En effet, cette question a débuté avec le jugement de la Cour suprême en octobre 2018 et constitue un dossier en cours depuis quatre ans et demi. Les négociations entre les deux pays ont été menées pendant très longtemps. On peut dire que, dans un sens, il était très difficile, voire impossible, de parvenir à un accord sur une telle question dès le départ. La raison pour laquelle un accord est difficile est qu'il est structurellement difficile d'obtenir l'adhésion de la majorité des citoyens après la conclusion d'un accord. Dans le cas de la solution concernant le jugement sur les travailleurs forcés, le problème de la perception historique est en jeu dans les négociations diplomatiques. C'est-à-dire, la question de savoir si le recrutement forcé a eu lieu ou non, et la question de savoir si ce problème a déjà été résolu par l'accord sur les relations diplomatiques de 1965. Dans un contexte où la Corée et le Japon ont des perceptions divergentes de l'histoire, si l'on mène des négociations diplomatiques, qui consistent généralement à équilibrer les intérêts nationaux des États, et étant donné que la négociation diplomatique implique par essence des concessions mutuelles, il est en réalité très difficile de résoudre de tels problèmes historiques de cette manière. Par conséquent, il est nécessaire de commencer la discussion en reconnaissant qu'il est inévitable que diverses opinions divergentes émergent concernant le résultat actuel, tant en Corée qu'au Japon, et entre les deux pays. Après le jugement de la Cour suprême sur les travailleurs forcés en octobre 2018, il y a eu principalement trois solutions possibles. La première consistait à exécuter le jugement de la Cour suprême tel quel, c'est-à-dire à le faire appliquer. La deuxième option était la médiation par un tiers, ou le recours conjoint à la Cour internationale de Justice pour obtenir un jugement juridique. La troisième option, qui est celle qui est maintenant en cours, est la négociation diplomatique. Si nous considérons la première option, l'exécution du jugement de la Cour suprême tel quel,
nous pouvons considérer une chose : bien que la Cour suprême de Corée ait rendu ce jugement, la Cour suprême du Japon a rendu une décision complètement opposée sur la même affaire. Par conséquent, si nous insistons sur le fait que la Corée a raison et que nous procédons ainsi, il y a effectivement diverses charges qui en découlent.
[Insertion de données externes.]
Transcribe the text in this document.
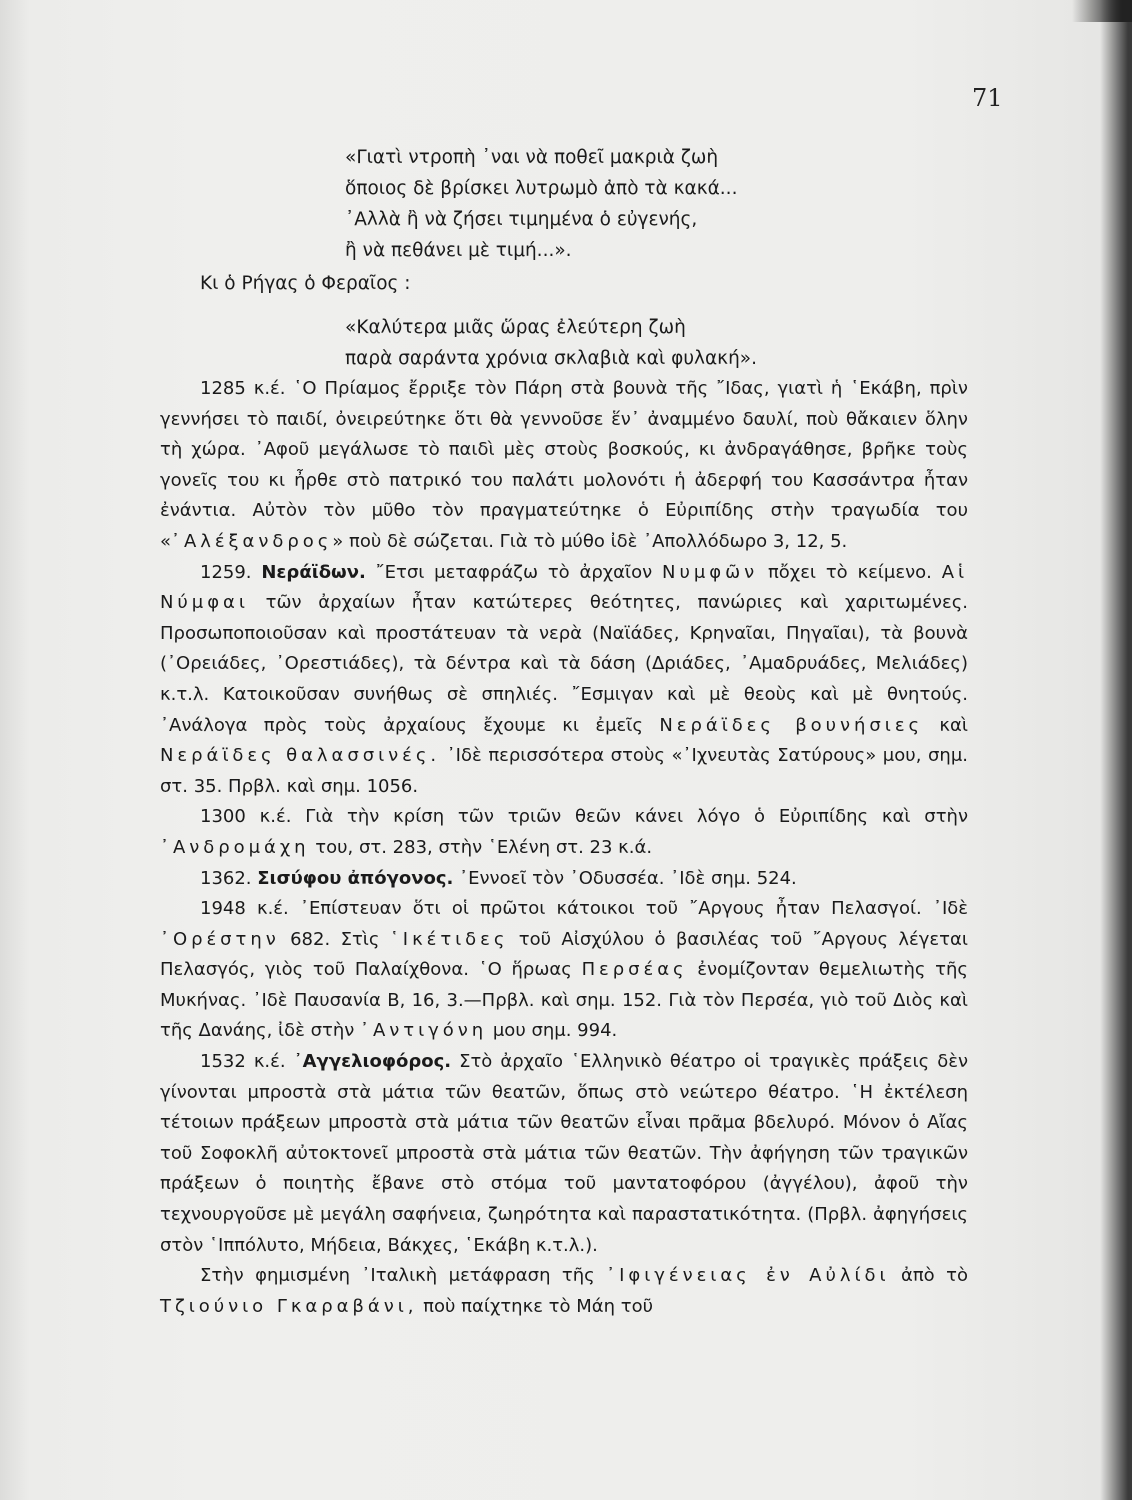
71
«Γιατὶ ντροπὴ ᾽ναι νὰ ποθεῖ μακριὰ ζωὴ
ὅποιος δὲ βρίσκει λυτρωμὸ ἀπὸ τὰ κακά...
᾽Αλλὰ ἢ νὰ ζήσει τιμημένα ὁ εὐγενής,
ἢ νὰ πεθάνει μὲ τιμή...».
Κι ὁ Ρήγας ὁ Φεραῖος :
«Καλύτερα μιᾶς ὥρας ἐλεύτερη ζωὴ
παρὰ σαράντα χρόνια σκλαβιὰ καὶ φυλακή».

1285 κ.έ. ῾Ο Πρίαμος ἔρριξε τὸν Πάρη στὰ βουνὰ τῆς ῎Ιδας, γιατὶ ἡ ῾Εκάβη, πρὶν γεννήσει τὸ παιδί, ὀνειρεύτηκε ὅτι θὰ γεννοῦσε ἕν᾽ ἀναμμένο δαυλί, ποὺ θἄκαιεν ὅλην τὴ χώρα. ᾽Αφοῦ μεγάλωσε τὸ παιδὶ μὲς στοὺς βοσκούς, κι ἀνδραγάθησε, βρῆκε τοὺς γονεῖς του κι ἦρθε στὸ πατρικό του παλάτι μολονότι ἡ ἀδερφή του Κασσάντρα ἦταν ἐνάντια. Αὐτὸν τὸν μῦθο τὸν πραγματεύτηκε ὁ Εὐριπίδης στὴν τραγωδία του «᾽Αλέξανδρος» ποὺ δὲ σώζεται. Γιὰ τὸ μύθο ἰδὲ ᾽Απολλόδωρο 3, 12, 5.

1259. Νεράϊδων. ῎Ετσι μεταφράζω τὸ ἀρχαῖον Νυμφῶν πὄχει τὸ κείμενο. Αἱ Νύμφαι τῶν ἀρχαίων ἦταν κατώτερες θεότητες, πανώριες καὶ χαριτωμένες. Προσωποποιοῦσαν καὶ προστάτευαν τὰ νερὰ (Ναϊάδες, Κρηναῖαι, Πηγαῖαι), τὰ βουνὰ (᾽Ορειάδες, ᾽Ορεστιάδες), τὰ δέντρα καὶ τὰ δάση (Δριάδες, ᾽Αμαδρυάδες, Μελιάδες) κ.τ.λ. Κατοικοῦσαν συνήθως σὲ σπηλιές. ῎Εσμιγαν καὶ μὲ θεοὺς καὶ μὲ θνητούς. ᾽Ανάλογα πρὸς τοὺς ἀρχαίους ἔχουμε κι ἐμεῖς Νεράϊδες βουνήσιες καὶ Νεράϊδες θαλασσινές. ᾽Ιδὲ περισσότερα στοὺς «᾽Ιχνευτὰς Σατύρους» μου, σημ. στ. 35. Πρβλ. καὶ σημ. 1056.

1300 κ.έ. Γιὰ τὴν κρίση τῶν τριῶν θεῶν κάνει λόγο ὁ Εὐριπίδης καὶ στὴν ᾽Ανδρομάχη του, στ. 283, στὴν ῾Ελένη στ. 23 κ.ά.

1362. Σισύφου ἀπόγονος. ᾽Εννοεῖ τὸν ᾽Οδυσσέα. ᾽Ιδὲ σημ. 524.

1948 κ.έ. ᾽Επίστευαν ὅτι οἱ πρῶτοι κάτοικοι τοῦ ῎Αργους ἦταν Πελασγοί. ᾽Ιδὲ ᾽Ορέστην 682. Στὶς ῾Ικέτιδες τοῦ Αἰσχύλου ὁ βασιλέας τοῦ ῎Αργους λέγεται Πελασγός, γιὸς τοῦ Παλαίχθονα. ῾Ο ἥρωας Περσέας ἐνομίζονταν θεμελιωτὴς τῆς Μυκήνας. ᾽Ιδὲ Παυσανία Β, 16, 3.—Πρβλ. καὶ σημ. 152. Γιὰ τὸν Περσέα, γιὸ τοῦ Διὸς καὶ τῆς Δανάης, ἰδὲ στὴν ᾽Αντιγόνη μου σημ. 994.

1532 κ.έ. ᾽Αγγελιοφόρος. Στὸ ἀρχαῖο ῾Ελληνικὸ θέατρο οἱ τραγικὲς πράξεις δὲν γίνονται μπροστὰ στὰ μάτια τῶν θεατῶν, ὅπως στὸ νεώτερο θέατρο. ῾Η ἐκτέλεση τέτοιων πράξεων μπροστὰ στὰ μάτια τῶν θεατῶν εἶναι πρᾶμα βδελυρό. Μόνον ὁ Αἴας τοῦ Σοφοκλῆ αὐτοκτονεῖ μπροστὰ στὰ μάτια τῶν θεατῶν. Τὴν ἀφήγηση τῶν τραγικῶν πράξεων ὁ ποιητὴς ἔβανε στὸ στόμα τοῦ μαντατοφόρου (ἀγγέλου), ἀφοῦ τὴν τεχνουργοῦσε μὲ μεγάλη σαφήνεια, ζωηρότητα καὶ παραστατικότητα. (Πρβλ. ἀφηγήσεις στὸν ῾Ιππόλυτο, Μήδεια, Βάκχες, ῾Εκάβη κ.τ.λ.).

Στὴν φημισμένη ᾽Ιταλικὴ μετάφραση τῆς ᾽Ιφιγένειας ἐν Αὐλίδι ἀπὸ τὸ Τζιούνιο Γκαραβάνι, ποὺ παίχτηκε τὸ Μάη τοῦ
Ces charges incluent la forte opposition du Japon, et si le Japon devait confisquer et saisir les actifs des entreprises japonaises conformément au jugement de la Cour suprême de Corée, et les convertir en espèces pour les verser en compensation, il est dit que le Japon prendrait des mesures de représailles considérables en raison de la forte opposition. Il existe un risque que les relations Corée-Japon se détériorent considérablement. C'est l'une des charges. C'est aussi pourquoi, même en Corée, il y a eu une hésitation à faire appliquer le jugement. Nous avons mené des sondages d'opinion à l'EAI. Dans les sondages d'opinion menés au Japon, environ 60 % du public a exprimé le souhait de trouver une autre solution plutôt que de faire appliquer le jugement. Concernant la deuxième option, la médiation,
elle comporte également un risque politique considérable car la question elle-même n'est pas claire. Par conséquent, le seul choix que les gouvernements coréen et japonais pouvaient faire était de procéder par négociation diplomatique. Autrement dit, il s'agissait de réduire le fossé créé par le jugement de la Cour suprême entre les deux pays par le biais de la diplomatie et de trouver une solution. C'est le choix qui a été fait, et dans ce cadre, une première conclusion a été atteinte après quatre ans et demi de négociations diplomatiques. Il est donc inévitable que des opinions divergentes existent quant à cette conclusion. Je dois dire que c'était le seul choix possible.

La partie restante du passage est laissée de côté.